Michael Adebowale’s radicalization process is less clear, but appears to have stemmed from involvement with the notorious Woolwich Boys street gang—dominated by Muslim youths of Somali origin—and his subsequent imprisonment in a youth offender institution for drug trafficking. Upon release, Adebowale began wearing Islamic robes and distributed extremist literature. The two men were soon linked to the extremist group Al-Muhajiroun.
Both participated in Islamic protests, with Adebolajo once shouting to a crowd of young Muslims outside a north London mosque not to “be scared of the filthy kuffar [non-believers]. They are pigs.”
In October 2010, Adebolajo left for Somalia to live under Sharia rule. Detained in Kenya, he was deported back to England. This put him on MI5’s radar. Adebolajo claimed the agency unsuccessfully attempted to recruit him as a spy, which only hardened his extremist views.
How and when the two men hatched their scheme to murder a soldier is unknown. Nine days before the killing, Adebolajo was seen at a community centre a mile from the Royal Artillery Barracks. At about the same time, he told a group of praying Muslims “that as long as they are disbelievers, we can kill them.” A day before the attack, Adebolajo bought the knives used.
On May 22, driving his Vauxhall Tigra, Adebolajo picked up Adebowale and they cruised around for five hours. They appear to have been lurking near the barracks when Fusilier Lee Rigby crossed the adjacent square wearing a Help for Heroes shirt and carrying a military-style kit bag. Although not certain he was a soldier, Adebolajo accelerated the car and slammed into Rigby. The two men then jumped from the car and inflicted mortal wounds to his throat in a beheading attempt.

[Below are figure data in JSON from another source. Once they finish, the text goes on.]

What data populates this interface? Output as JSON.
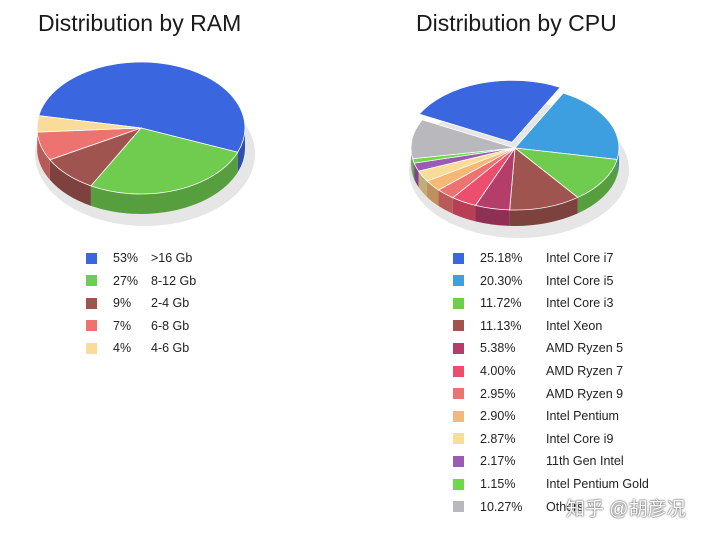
{
  "watermark": "知乎 @胡彦况",
  "chart_data": [
    {
      "type": "pie",
      "title": "Distribution by RAM",
      "legend_position": "bottom",
      "slices": [
        {
          "label": ">16 Gb",
          "display": "53%",
          "value": 53,
          "color": "#3a66e0"
        },
        {
          "label": "8-12 Gb",
          "display": "27%",
          "value": 27,
          "color": "#6fcc4f"
        },
        {
          "label": "2-4 Gb",
          "display": "9%",
          "value": 9,
          "color": "#a0544f"
        },
        {
          "label": "6-8 Gb",
          "display": "7%",
          "value": 7,
          "color": "#ec7370"
        },
        {
          "label": "4-6 Gb",
          "display": "4%",
          "value": 4,
          "color": "#f9dc9a"
        }
      ]
    },
    {
      "type": "pie",
      "title": "Distribution by CPU",
      "legend_position": "bottom",
      "exploded": "Intel Core i7",
      "slices": [
        {
          "label": "Intel Core i7",
          "display": "25.18%",
          "value": 25.18,
          "color": "#3a66e0"
        },
        {
          "label": "Intel Core i5",
          "display": "20.30%",
          "value": 20.3,
          "color": "#3d9fe0"
        },
        {
          "label": "Intel Core i3",
          "display": "11.72%",
          "value": 11.72,
          "color": "#6fcc4f"
        },
        {
          "label": "Intel Xeon",
          "display": "11.13%",
          "value": 11.13,
          "color": "#a0544f"
        },
        {
          "label": "AMD Ryzen 5",
          "display": "5.38%",
          "value": 5.38,
          "color": "#b53d6a"
        },
        {
          "label": "AMD Ryzen 7",
          "display": "4.00%",
          "value": 4.0,
          "color": "#ec4f6e"
        },
        {
          "label": "AMD Ryzen 9",
          "display": "2.95%",
          "value": 2.95,
          "color": "#ec7370"
        },
        {
          "label": "Intel Pentium",
          "display": "2.90%",
          "value": 2.9,
          "color": "#f5b975"
        },
        {
          "label": "Intel Core i9",
          "display": "2.87%",
          "value": 2.87,
          "color": "#f9dc9a"
        },
        {
          "label": "11th Gen Intel",
          "display": "2.17%",
          "value": 2.17,
          "color": "#9b5bb5"
        },
        {
          "label": "Intel Pentium Gold",
          "display": "1.15%",
          "value": 1.15,
          "color": "#6fd84a"
        },
        {
          "label": "Others",
          "display": "10.27%",
          "value": 10.27,
          "color": "#b8b8bd"
        }
      ]
    }
  ]
}
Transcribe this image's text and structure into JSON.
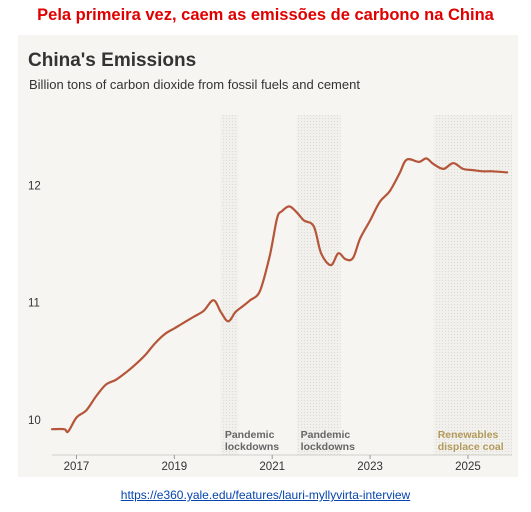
{
  "headline": "Pela primeira vez, caem as emissões de carbono na China",
  "source_url": "https://e360.yale.edu/features/lauri-myllyvirta-interview",
  "colors": {
    "line": "#b5553a",
    "headline": "#e00000",
    "panel": "#f6f5f1",
    "annotation_gray": "#666666",
    "annotation_gold": "#b39a5a"
  },
  "chart_data": {
    "type": "line",
    "title": "China's Emissions",
    "subtitle": "Billion tons of carbon dioxide from fossil fuels and cement",
    "xlabel": "",
    "ylabel": "",
    "xlim": [
      2016.5,
      2025.9
    ],
    "ylim": [
      9.7,
      12.6
    ],
    "x_ticks": [
      2017,
      2019,
      2021,
      2023,
      2025
    ],
    "y_ticks": [
      10,
      11,
      12
    ],
    "grid": false,
    "series": [
      {
        "x": [
          2016.5,
          2016.75,
          2016.83,
          2017.0,
          2017.2,
          2017.4,
          2017.6,
          2017.8,
          2018.0,
          2018.2,
          2018.4,
          2018.6,
          2018.8,
          2019.0,
          2019.2,
          2019.4,
          2019.6,
          2019.8,
          2019.95,
          2020.1,
          2020.25,
          2020.4,
          2020.55,
          2020.75,
          2020.95,
          2021.1,
          2021.2,
          2021.35,
          2021.5,
          2021.65,
          2021.85,
          2022.0,
          2022.2,
          2022.35,
          2022.5,
          2022.65,
          2022.8,
          2023.0,
          2023.2,
          2023.4,
          2023.6,
          2023.75,
          2024.0,
          2024.15,
          2024.3,
          2024.5,
          2024.7,
          2024.9,
          2025.1,
          2025.3,
          2025.5,
          2025.8
        ],
        "y": [
          9.92,
          9.92,
          9.9,
          10.02,
          10.08,
          10.2,
          10.3,
          10.34,
          10.4,
          10.47,
          10.55,
          10.65,
          10.73,
          10.78,
          10.83,
          10.88,
          10.93,
          11.02,
          10.92,
          10.84,
          10.92,
          10.97,
          11.02,
          11.1,
          11.4,
          11.72,
          11.78,
          11.82,
          11.77,
          11.7,
          11.65,
          11.42,
          11.32,
          11.42,
          11.37,
          11.38,
          11.55,
          11.7,
          11.86,
          11.95,
          12.1,
          12.22,
          12.2,
          12.23,
          12.18,
          12.14,
          12.19,
          12.14,
          12.13,
          12.12,
          12.12,
          12.11
        ]
      }
    ],
    "shaded_periods": [
      {
        "x0": 2019.95,
        "x1": 2020.3,
        "label_lines": [
          "Pandemic",
          "lockdowns"
        ],
        "tone": "gray"
      },
      {
        "x0": 2021.5,
        "x1": 2022.4,
        "label_lines": [
          "Pandemic",
          "lockdowns"
        ],
        "tone": "gray"
      },
      {
        "x0": 2024.3,
        "x1": 2025.9,
        "label_lines": [
          "Renewables",
          "displace coal"
        ],
        "tone": "gold"
      }
    ]
  }
}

Seeking martyrdom in a blaze of gunfire, they charged armed police a few minutes later. Only wounded, they were tried for murder and convicted. Adebolajo was given a life sentence with no chance for parole. Adebowale was sentenced to 45 years. Adebolajo has never expressed any remorse and Adebowale later wrote in a letter that he remained “certain about my deeds being halal [permissible]. Only Allah can judge me.”